SQL Read Where IN (Long List from .TXT file)

user206168 picture user206168 · Sep 27, 2017 · Viewed 9.8k times · Source

I have a long list about 5000+ of ID's (numbers).

ID
4
5
6
9
10
14
62
63
655
656
657
658
659
661
662

I would like to know if there a way to call to read the ID's from the txt file instead of typing all 5000 in the query?

example

SELECT count(*) from table where ID in (file1.txt)

Answer

zedfoxus picture zedfoxus · Sep 28, 2017

You have a few options, of which one option is my recommended one.

Option 1

Create a table in your database like so:

create table ID_Comparer (
    ID int primary key
);

With a programming language of your choice, empty out the table and then load the 5000+ IDs that you want to eventually query in this table.

Then, write one of these queries to extract the data you want:

select *
from main_table m
where exists (
    select 1 from ID_Comparer where ID = m.ID
)

or

select *
from main_table m
inner join ID_Comparer c on m.ID = c.ID

Since ID_Comparer and (assuming that) main_table's ID is indexed/keyed, matching should be relatively fast.

Option 1 modified

This option is just like the one above but helps a bit with concurrency. That means, if application 1 is wanting to compare 2000 IDs whereas application 2 is wanting to compare 5000 IDs with your main table at the same time, you'd not want to delete data from comparer table. So, change the table a bit.

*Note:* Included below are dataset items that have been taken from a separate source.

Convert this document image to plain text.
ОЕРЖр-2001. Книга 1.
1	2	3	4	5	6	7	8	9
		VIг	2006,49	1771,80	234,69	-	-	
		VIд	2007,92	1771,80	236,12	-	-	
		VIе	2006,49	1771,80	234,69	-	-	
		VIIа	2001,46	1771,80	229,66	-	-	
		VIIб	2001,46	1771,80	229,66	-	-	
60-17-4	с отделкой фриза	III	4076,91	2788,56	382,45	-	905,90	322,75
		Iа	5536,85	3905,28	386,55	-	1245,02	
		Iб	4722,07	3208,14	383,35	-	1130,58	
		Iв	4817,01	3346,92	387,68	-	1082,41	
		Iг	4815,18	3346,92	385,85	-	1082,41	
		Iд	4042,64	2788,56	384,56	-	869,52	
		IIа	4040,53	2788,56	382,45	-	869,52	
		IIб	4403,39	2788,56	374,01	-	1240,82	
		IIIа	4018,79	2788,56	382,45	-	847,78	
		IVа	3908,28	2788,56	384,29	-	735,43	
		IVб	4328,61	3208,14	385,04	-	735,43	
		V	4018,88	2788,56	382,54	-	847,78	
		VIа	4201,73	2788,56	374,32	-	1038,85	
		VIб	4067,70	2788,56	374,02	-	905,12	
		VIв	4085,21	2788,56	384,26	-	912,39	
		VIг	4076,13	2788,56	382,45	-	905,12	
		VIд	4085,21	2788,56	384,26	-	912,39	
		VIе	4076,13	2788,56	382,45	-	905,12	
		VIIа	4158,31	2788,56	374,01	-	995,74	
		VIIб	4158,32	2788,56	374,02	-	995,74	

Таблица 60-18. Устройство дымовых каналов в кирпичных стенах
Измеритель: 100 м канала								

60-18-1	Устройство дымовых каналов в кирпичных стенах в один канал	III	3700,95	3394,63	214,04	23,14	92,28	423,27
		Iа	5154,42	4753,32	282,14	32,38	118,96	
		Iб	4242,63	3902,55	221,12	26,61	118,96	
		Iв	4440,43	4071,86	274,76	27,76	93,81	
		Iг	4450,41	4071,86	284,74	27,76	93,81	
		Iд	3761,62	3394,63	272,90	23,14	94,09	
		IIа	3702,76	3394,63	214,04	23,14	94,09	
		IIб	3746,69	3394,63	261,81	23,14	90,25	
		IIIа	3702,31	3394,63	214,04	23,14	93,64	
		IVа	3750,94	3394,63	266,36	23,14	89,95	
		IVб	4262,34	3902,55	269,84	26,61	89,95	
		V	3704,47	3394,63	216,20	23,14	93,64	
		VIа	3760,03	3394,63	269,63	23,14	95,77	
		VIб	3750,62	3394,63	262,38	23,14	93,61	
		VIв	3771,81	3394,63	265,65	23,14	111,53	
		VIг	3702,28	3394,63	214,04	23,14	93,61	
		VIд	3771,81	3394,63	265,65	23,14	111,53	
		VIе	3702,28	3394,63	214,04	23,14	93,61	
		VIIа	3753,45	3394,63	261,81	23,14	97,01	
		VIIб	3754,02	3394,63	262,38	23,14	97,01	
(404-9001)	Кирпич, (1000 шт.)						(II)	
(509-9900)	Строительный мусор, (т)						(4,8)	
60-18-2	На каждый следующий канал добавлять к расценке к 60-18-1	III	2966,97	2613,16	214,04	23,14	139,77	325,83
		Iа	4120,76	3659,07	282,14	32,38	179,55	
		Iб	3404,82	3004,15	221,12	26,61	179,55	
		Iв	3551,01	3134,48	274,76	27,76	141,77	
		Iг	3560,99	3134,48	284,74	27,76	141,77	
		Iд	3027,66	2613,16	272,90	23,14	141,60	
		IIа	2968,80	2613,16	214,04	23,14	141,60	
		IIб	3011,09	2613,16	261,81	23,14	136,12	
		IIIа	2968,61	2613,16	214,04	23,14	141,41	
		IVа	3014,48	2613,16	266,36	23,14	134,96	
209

create table ID_Comparer (
    ID int primary key,
    token char(32), -- index this
    entered date default current_date() -- use the syntax of your DB
);

Then, use your favorite programming language to create a GUID. Load all the ID and the same GUID into the table like so:

1, 7089e5eced2f408eac8b390d2e891df5
2, 7089e5eced2f408eac8b390d2e891df5
...

Another process doing the same thing will be loading its own IDs with a GUID

2412, 96d9d6aa6b8d49ada44af5a99e6edf56
9434, 96d9d6aa6b8d49ada44af5a99e6edf56
...

Now, your select:

select *
from main_table m
where exists (
    select 1 from ID_Comparer where ID = m.ID and token = '<your guid>'
)

OR

select *
from main_table m
inner join ID_Comparer c on m.ID = c.ID and token = '<your guid>'

After you receive your data, be sure to do delete from ID_Comparer where token = '<your guid>' - that'd just be nice cleanup

You could create a nightly task to remove all data that's more than 2 days old or some such for additional housekeeping.

Since ID_Comparer and (assuming that) main_table's ID is indexed/keyed, matching should be relatively fast even when the GUID is an additional keyed lookup.

Option 2

Instead of creating a table, you could create a large SQL query like so:

select * from main_table where id = <first id>
union select * from main_table where id = <second id>
union select * from main_table where id = <third id>
...

OR

select * from main_table where id IN (<first 5 ids>)
union select * from main_table where id IN (<next 5 ids>)
union select * from main_table where id IN (<next 5 ids>)
...

If the performance is acceptable and if creating a new table like in option 1 doesn't feel right to you, you could try one of these methods.

(assuming that) main_table's ID is indexed/keyed, individual matching might result in faster query rather than matching with a long list of comma separated values. That's a speculation. You'll have to see the query plan and run it against a test case.

Which option to choose?

Testing these options should be fast. I'd recommend trying all these options with your database engine and the size of your table and see which one suits your use-case the most.